Looking ahead to the Brisbane 2032 Olympic Games, Giramondo said the development of AusCycling heading into 2032 will play a crucial role in Australia’s success.
âWhen it came to Tokyo it was really about finishing what was in this cycle, there was nothing we could really have swayed to be honest,â Giramondo said.
âWe’re thinking about Brisbane 2032 and what we want the sport to look like, we want more people riding bikes, we want more clubs that have multiple disciplines as part of their offering.
âWill a BMX club just offer BMX in the future?
âYes, but there may be some who will also be encouraged to work with other disciplines, especially because of their location.
âIn some regions, multidisciplinary centers are being builtâ¦
“We think of cycling as a sport, and then there is a discipline for you, and there may be an athlete at that point who masters more than one and you might see someone competing in a block. – the individual watch on the road, and then on the track a few days later, and then also in a mountain bike race, this is not a ridiculous notion.
âUntil then the direction AusCycling takes is going to be critical, we understand that we now represent all disciplines, so with this added responsibility comes a real desire to plan for all disciplines.
âTraditionally, most high performance funding has gone to follow-up.
âTraditionally, it has been dictated by whoever is in charge.
âThe way we look at it now is how to invest in all disciplines. .
âBy the way, we don’t dismiss Paris as a good result, there are so many young riders now doing so well in Europe that it would be disrespectful to them if we didn’t see them as having a great chance.
âAnd then LA and Brisbane, we’re so excited about Brisbane because the Queensland government investment is one thing, but every state in the country is going to invest in infrastructure.
âWhen we get to Brisbane every state will want the athletes to be doing well in their state and training in their facilities for the home Olympics, it’s the Brisbane Olympics, but it’s also the Australian Olympics,â and that’s going to inspire a whole nation of people to do great things on their bikes, âhe said.
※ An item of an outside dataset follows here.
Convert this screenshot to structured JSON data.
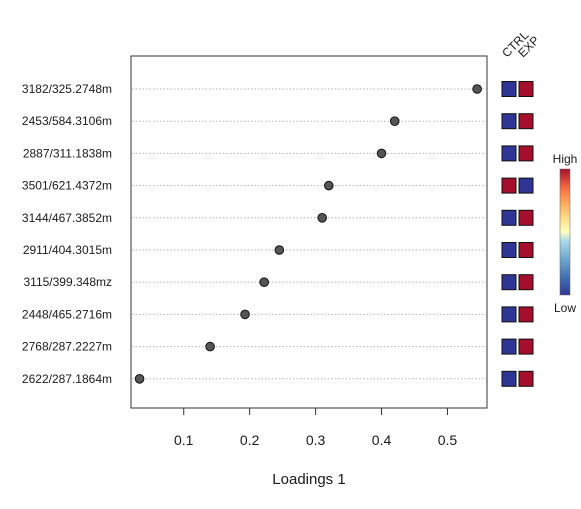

Asked about the business opportunity for AusCycling, Giramondo said, âI’ve been in this role since March and we previously didn’t have anyone dedicated to sales, but we had a lot of great partnerships and they really helped us form a team. the path.”
âPartnerships involving equipment, nutrition and more.
âThe greatest success we have had, which has added a new dimension to our partnerships, is that of our dedication to the clubs.
âWe are able to introduce partnerships that help clubs either from an economic point of view, which BBB Cycling and Alpinestars and soon other partnerships will achieve.
âIt’s also very meaningful because we understand that we are going to be in a contactless world, people love to shop online, so we are providing the opportunity for digital markets to thrive among our members.
âIt’s a pretty cool initiative in my thinking, we’re no different from other sports, I think other sports do the same, but it’s especially important to us.
âPlus, the idea of ââdoing things that make a difference to causes, so with safety, the Busby partnership is really important because not only does it add to a rider’s safety, but the data that we get then help us advocate for better roads.
“We are doing a lot more, we just entered into a partnership which was to actually send out a survey with our database with We Ride Australia, and the responses we got will help us produce a report to be released in October. 20 on the size of the bicycle economy.
âBy understanding the size of the economy, we can advocate for better infrastructure, whether for daily commuting, or for safer facilities for cyclistsâ¦
âWe’re looking for a long game with partnerships, because it’s easier to take any offer that comes up, so we try to make sure it meets a need that hasn’t been met before,â he said. he declared. Ministry of Sports.